Tool Calling Behavior and Reliability

  • Tool-calling is seen as powerful but finicky: some experience models “gaslighting” about tool execution (e.g., calendar events) when tools weren’t called.
  • One key insight: high-quality tool use often depends on very detailed system prompts and examples (thousands of tokens), which some find unsettling and brittle.

Safety, Footguns, and Responsibility

  • Strong concern that tools, especially with authenticated actions (e.g., brokerage accounts, GitHub MCP), massively increase “footgun” risk.
  • Debate over whether this is “just another tool” vs. qualitatively new risk because LLM decisions are non-deterministic and opaque.
  • Extended ethical discussion: who is responsible when an LLM-enabled system causes harm, even if builders followed “best practices”? Opinions range from “clearly the human” to deeper critiques of deploying non-verifiable models in safety-critical contexts.
  • Proposed mitigations: sandboxing, explicit user confirmation for dangerous actions, read-only tools, and designs where tools hold credentials and only expose scoped tokens/symbols to the model.

Models, Local Backends, and Cost

  • GPT‑4.1 mini is praised as very cheap and surprisingly capable; heavier models (e.g., o3/o4) used selectively for coding.
  • Local tool-calling via llama.cpp + llm-llama-server is demonstrated; users note they can also enable tools via extra-openai-models.yaml with flags like supports_tools: true.
  • Some experiment with local multimodal models and ask about latency for real-time UI automation, though actual performance remains unclear in the thread.
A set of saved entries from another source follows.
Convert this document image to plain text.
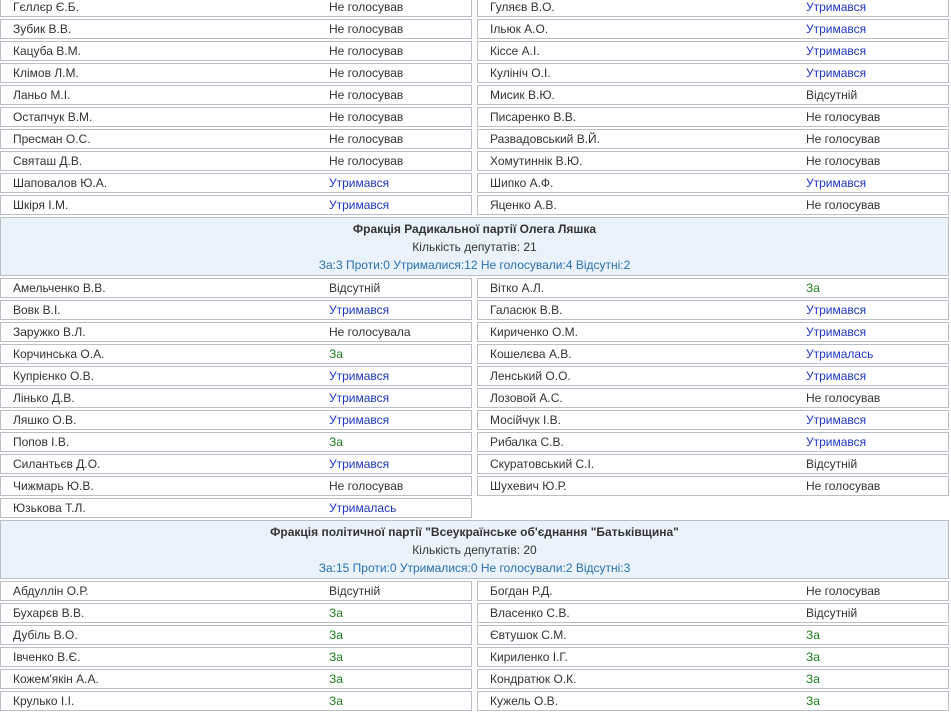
Гєллєр Є.Б.	Не голосував
Зубик В.В.	Не голосував
Кацуба В.М.	Не голосував
Клімов Л.М.	Не голосував
Ланьо М.І.	Не голосував
Остапчук В.М.	Не голосував
Пресман О.С.	Не голосував
Святаш Д.В.	Не голосував
Шаповалов Ю.А.	Утримався
Шкіря І.М.	Утримався
Гуляєв В.О.	Утримався
Ільюк А.О.	Утримався
Кіссе А.І.	Утримався
Кулініч О.І.	Утримався
Мисик В.Ю.	Відсутній
Писаренко В.В.	Не голосував
Развадовський В.Й.	Не голосував
Хомутиннік В.Ю.	Не голосував
Шипко А.Ф.	Утримався
Яценко А.В.	Не голосував
Фракція Радикальної партії Олега Ляшка
Кількість депутатів: 21
За:3 Проти:0 Утрималися:12 Не голосували:4 Відсутні:2
Амельченко В.В.	Відсутній
Вовк В.І.	Утримався
Заружко В.Л.	Не голосувала
Корчинська О.А.	За
Купрієнко О.В.	Утримався
Лінько Д.В.	Утримався
Ляшко О.В.	Утримався
Попов І.В.	За
Силантьєв Д.О.	Утримався
Чижмарь Ю.В.	Не голосував
Юзькова Т.Л.	Утрималась
Вітко А.Л.	За
Галасюк В.В.	Утримався
Кириченко О.М.	Утримався
Кошелєва А.В.	Утрималась
Ленський О.О.	Утримався
Лозовой А.С.	Не голосував
Мосійчук І.В.	Утримався
Рибалка С.В.	Утримався
Скуратовський С.І.	Відсутній
Шухевич Ю.Р.	Не голосував
Фракція політичної партії "Всеукраїнське об'єднання "Батьківщина"
Кількість депутатів: 20
За:15 Проти:0 Утрималися:0 Не голосували:2 Відсутні:3
Абдуллін О.Р.	Відсутній
Бухарєв В.В.	За
Дубіль В.О.	За
Івченко В.Є.	За
Кожем'якін А.А.	За
Крулько І.І.	За
Богдан Р.Д.	Не голосував
Власенко С.В.	Відсутній
Євтушок С.М.	За
Кириленко І.Г.	За
Кондратюк О.К.	За
Кужель О.В.	За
Broader Reflections and Limitations

  • Some see llm turning the terminal into an “AI playground,” simpler than frameworks like LangChain or OpenAI Agents for many use cases.
  • Others are uneasy: long hidden prompts for tools, lack of deterministic behavior, and inability to write strong automated tests make this feel unlike previous abstraction jumps (e.g., assembly → C).
  • There’s philosophical disagreement over whether LLMs “understand” language vs. merely simulate it—but several participants emphasize that even as “language toys,” they’re already extremely useful.
  • Minor critiques: the project name (llm) is too generic, documentation is scattered across multiple sources, and there’s a desire for more canonical, consolidated docs and a web UI.